Nr. 1 Kein Bild ist es wert, dass du dafür dein Leben oder deine Gesundheit riskierst.

Was muss man dazu eigentlich noch sagen? Außer jeder Menge Imperative. Unterschätze nie die Kraft von Wind, Wetter und Wellen! Und im Gegenzug: Überschätze nicht deine Kraft und dein Können. Informiere dich über Wetter, Gefahren, Gezeiten. Überleg dir, was du tust! Sag anderen, wo du hingehst und was du planst. Absperrungen und Warnschilder sind nicht da, dich um ein gutes Foto zu bringen, sondern um dich vor Unglück zu bewahren. Zieh dich dem Wetter und deinem Vorhaben entsprechend an.

 

Klingt nach Mutti? Von der Brandung ins Meer gerissen zu werden oder an einer Klippe abzuglitschen ist deutlich uncooler.

 

 

Ach so, beim Fotografieren an der Straße, ist es nicht falsch, den Verkehr im Auge zu behalten. Ein breiter Sander auf Island, auf dem sich allerlei Watvögel tummelten. Mitten hindurch führte ein Straßendamm, von dem man wunderbar das Gebiet überblicken konnte. Diesen melancholischen Vogel im Licht der untergehenden Sonne habe ich aus dem Auto von eben dieser Straße aus fotografiert. So friedvoll dieses Bild wirkt, für mich war es ziemlich angespannt, weil ich immer darauf achten musste, ob ein anderes Auto von hinten kam. Dann hieß es, Motor an, weiter fahren, bis zur nächsten Ausfahrt, umdrehen und auf der anderen Seite einen Vogel suchen. Bis das nächste Fahrzeug kam und sich das Spiel in entgegengesetzter Richtung wiederholte. So sehr ich diese Vogel-Sonnenuntergangssilhouetten mag, so richtig Spaß hat mir das nicht gemacht.

 

Ganz unten ein Foto aus Finnland.

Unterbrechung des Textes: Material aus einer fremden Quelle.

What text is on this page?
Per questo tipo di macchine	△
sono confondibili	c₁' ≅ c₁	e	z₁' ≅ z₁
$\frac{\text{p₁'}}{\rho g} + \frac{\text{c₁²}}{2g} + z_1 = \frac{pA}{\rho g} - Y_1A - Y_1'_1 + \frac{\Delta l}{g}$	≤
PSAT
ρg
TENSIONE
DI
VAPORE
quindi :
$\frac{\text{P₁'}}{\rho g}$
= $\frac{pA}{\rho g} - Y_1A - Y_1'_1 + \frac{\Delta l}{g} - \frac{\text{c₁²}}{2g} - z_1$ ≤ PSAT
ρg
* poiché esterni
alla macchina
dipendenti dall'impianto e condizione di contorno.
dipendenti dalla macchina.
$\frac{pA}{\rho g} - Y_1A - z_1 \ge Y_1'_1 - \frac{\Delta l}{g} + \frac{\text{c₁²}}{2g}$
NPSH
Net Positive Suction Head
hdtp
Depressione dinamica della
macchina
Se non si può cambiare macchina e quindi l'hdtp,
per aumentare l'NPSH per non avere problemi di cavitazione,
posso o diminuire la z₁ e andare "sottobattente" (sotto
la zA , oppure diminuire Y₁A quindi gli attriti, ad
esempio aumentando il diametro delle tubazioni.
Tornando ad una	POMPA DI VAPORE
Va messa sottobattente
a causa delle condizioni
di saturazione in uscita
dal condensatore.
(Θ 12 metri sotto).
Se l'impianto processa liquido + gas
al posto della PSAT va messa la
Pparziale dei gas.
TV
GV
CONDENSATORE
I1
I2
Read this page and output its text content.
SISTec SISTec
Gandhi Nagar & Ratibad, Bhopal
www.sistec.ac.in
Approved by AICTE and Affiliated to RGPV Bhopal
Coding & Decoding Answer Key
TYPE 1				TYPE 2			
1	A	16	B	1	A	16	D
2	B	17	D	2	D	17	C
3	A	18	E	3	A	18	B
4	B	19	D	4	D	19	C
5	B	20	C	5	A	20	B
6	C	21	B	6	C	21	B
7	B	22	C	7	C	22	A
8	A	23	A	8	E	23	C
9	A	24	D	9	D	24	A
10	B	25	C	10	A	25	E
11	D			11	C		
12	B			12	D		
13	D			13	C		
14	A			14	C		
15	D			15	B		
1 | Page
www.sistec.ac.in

Auch schön – ein verträumter See irgendwo in den finnischen Wäldern. Dieses Bild war das letzte, eine Sekunde bevor mein Stativ umkippte und mitsamt Kamera und Objektiv ins Wasser fiel. Um dieses Foto zu machen, war ich auf ein paar glitschigen Findlingen am Ufer rumgeklettert und hatte mühsam balancierend meine Geräte in Stellung gebracht, bis eben, tja…platsch, war ja nur die Kamera, nicht ich selbst. Falls dir deine Unversehrtheit nicht so wichtig ist, dann vielleicht die deiner teuren Ausrüstung. Wo du keinen sicheren Stand findest, gibt es auch keinen für deine Kamera oder dein Stativ. Die Begegnung mit Wasser und Gestein endet in der Regel zuungunsten deiner Geräte.